Published online by Cambridge University Press:  02 January 2015

L. Clifford McDonald*
Affiliation:
Centers for Disease Control and Prevention, Atlanta, Georgia
Bruno Coignard
Affiliation:
Institut de Veille Sanitaire, Saint-Maurice Cedex, France
Erik Dubberke
Affiliation:
Washington University School of Medicine, St. Louis, Missouri
Xiaoyan Song
Affiliation:
Johns Hopkins Medical Institution, Baltimore, Maryland
Teresa Horan
Affiliation:
Centers for Disease Control and Prevention, Atlanta, Georgia
Preeta K. Kutty
Affiliation:
Centers for Disease Control and Prevention, Atlanta, Georgia
*
1600 Clifton Rd., MS A35, Atlanta, GA 30333 ([email protected])

Abstract

Background.

The epidemiology of Clostridium difficile-associated disease (CDAD) is changing, with evidence of increased incidence and severity.
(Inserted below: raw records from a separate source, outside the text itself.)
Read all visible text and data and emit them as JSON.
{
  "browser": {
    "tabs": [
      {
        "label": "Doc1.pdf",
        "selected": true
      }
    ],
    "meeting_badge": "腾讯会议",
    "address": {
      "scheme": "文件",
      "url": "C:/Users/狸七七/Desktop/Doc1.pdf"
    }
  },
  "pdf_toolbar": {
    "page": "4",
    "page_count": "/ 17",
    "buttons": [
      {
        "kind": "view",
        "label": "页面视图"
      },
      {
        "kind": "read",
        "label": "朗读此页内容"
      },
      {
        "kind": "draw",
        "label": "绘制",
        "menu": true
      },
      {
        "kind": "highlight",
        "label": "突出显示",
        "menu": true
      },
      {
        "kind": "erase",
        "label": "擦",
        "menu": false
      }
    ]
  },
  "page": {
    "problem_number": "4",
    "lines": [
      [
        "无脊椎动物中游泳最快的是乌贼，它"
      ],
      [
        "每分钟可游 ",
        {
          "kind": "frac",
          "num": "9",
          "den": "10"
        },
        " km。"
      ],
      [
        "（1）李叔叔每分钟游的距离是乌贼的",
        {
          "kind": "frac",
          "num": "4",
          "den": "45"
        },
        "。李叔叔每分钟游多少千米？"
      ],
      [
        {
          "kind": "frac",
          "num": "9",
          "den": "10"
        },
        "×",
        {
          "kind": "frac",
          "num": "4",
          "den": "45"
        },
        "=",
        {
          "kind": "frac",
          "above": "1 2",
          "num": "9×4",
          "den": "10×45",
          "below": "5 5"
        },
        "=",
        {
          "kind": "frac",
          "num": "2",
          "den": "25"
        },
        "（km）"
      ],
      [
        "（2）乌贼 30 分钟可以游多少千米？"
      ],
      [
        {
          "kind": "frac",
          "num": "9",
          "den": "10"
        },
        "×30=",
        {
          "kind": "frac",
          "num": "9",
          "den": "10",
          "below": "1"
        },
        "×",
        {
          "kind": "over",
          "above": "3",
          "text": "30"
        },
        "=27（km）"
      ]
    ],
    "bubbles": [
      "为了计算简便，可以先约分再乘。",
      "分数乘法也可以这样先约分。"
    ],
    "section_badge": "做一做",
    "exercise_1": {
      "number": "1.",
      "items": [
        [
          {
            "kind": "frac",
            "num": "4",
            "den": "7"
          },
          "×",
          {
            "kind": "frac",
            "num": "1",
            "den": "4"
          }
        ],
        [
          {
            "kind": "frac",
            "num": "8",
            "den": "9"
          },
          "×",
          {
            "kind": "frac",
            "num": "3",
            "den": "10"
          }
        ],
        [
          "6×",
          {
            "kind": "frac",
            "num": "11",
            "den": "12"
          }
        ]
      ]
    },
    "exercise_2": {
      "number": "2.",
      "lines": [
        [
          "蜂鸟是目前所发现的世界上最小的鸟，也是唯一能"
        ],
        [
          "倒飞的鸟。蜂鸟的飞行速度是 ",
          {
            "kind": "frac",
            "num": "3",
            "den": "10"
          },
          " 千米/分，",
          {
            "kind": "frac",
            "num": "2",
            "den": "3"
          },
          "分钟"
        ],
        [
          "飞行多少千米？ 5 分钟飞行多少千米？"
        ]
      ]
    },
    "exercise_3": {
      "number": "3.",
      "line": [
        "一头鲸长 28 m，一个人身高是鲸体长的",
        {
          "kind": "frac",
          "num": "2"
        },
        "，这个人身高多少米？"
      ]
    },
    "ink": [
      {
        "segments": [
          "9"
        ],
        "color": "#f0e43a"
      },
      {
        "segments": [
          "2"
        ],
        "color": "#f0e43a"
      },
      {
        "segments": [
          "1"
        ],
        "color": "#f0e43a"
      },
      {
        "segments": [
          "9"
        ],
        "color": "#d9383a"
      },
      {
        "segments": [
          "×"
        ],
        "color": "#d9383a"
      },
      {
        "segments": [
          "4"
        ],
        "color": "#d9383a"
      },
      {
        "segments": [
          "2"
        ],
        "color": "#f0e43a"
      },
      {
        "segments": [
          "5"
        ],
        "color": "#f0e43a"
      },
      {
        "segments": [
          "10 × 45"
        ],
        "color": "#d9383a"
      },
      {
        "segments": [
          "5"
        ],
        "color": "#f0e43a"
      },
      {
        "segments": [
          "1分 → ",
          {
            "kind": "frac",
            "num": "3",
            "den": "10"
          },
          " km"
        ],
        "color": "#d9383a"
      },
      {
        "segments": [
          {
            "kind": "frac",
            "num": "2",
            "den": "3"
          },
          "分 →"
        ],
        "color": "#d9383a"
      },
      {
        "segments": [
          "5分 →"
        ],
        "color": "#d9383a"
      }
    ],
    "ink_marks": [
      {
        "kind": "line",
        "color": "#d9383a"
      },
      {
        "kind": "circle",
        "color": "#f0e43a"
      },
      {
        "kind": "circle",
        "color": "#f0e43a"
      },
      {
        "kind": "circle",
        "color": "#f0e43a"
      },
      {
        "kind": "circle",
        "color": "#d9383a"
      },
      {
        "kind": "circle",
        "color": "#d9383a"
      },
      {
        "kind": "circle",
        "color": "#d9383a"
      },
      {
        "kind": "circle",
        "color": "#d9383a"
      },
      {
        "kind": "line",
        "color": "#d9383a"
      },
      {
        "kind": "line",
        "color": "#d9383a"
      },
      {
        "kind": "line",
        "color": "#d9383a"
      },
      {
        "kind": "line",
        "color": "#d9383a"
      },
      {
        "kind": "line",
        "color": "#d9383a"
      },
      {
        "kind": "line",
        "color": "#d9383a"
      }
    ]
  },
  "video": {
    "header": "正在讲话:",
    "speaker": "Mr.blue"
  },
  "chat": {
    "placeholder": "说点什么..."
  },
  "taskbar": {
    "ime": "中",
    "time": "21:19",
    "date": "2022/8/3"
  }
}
However, the understanding of the magnitude of and reasons for this change is currently hampered by the lack of standardized surveillance methods.

Objective and Methods.

An ad hoc C. difficile surveillance working group was formed to develop interim surveillance definitions and recommendations based on existing literature and expert opinion that can help to improve CDAD surveillance and prevention efforts.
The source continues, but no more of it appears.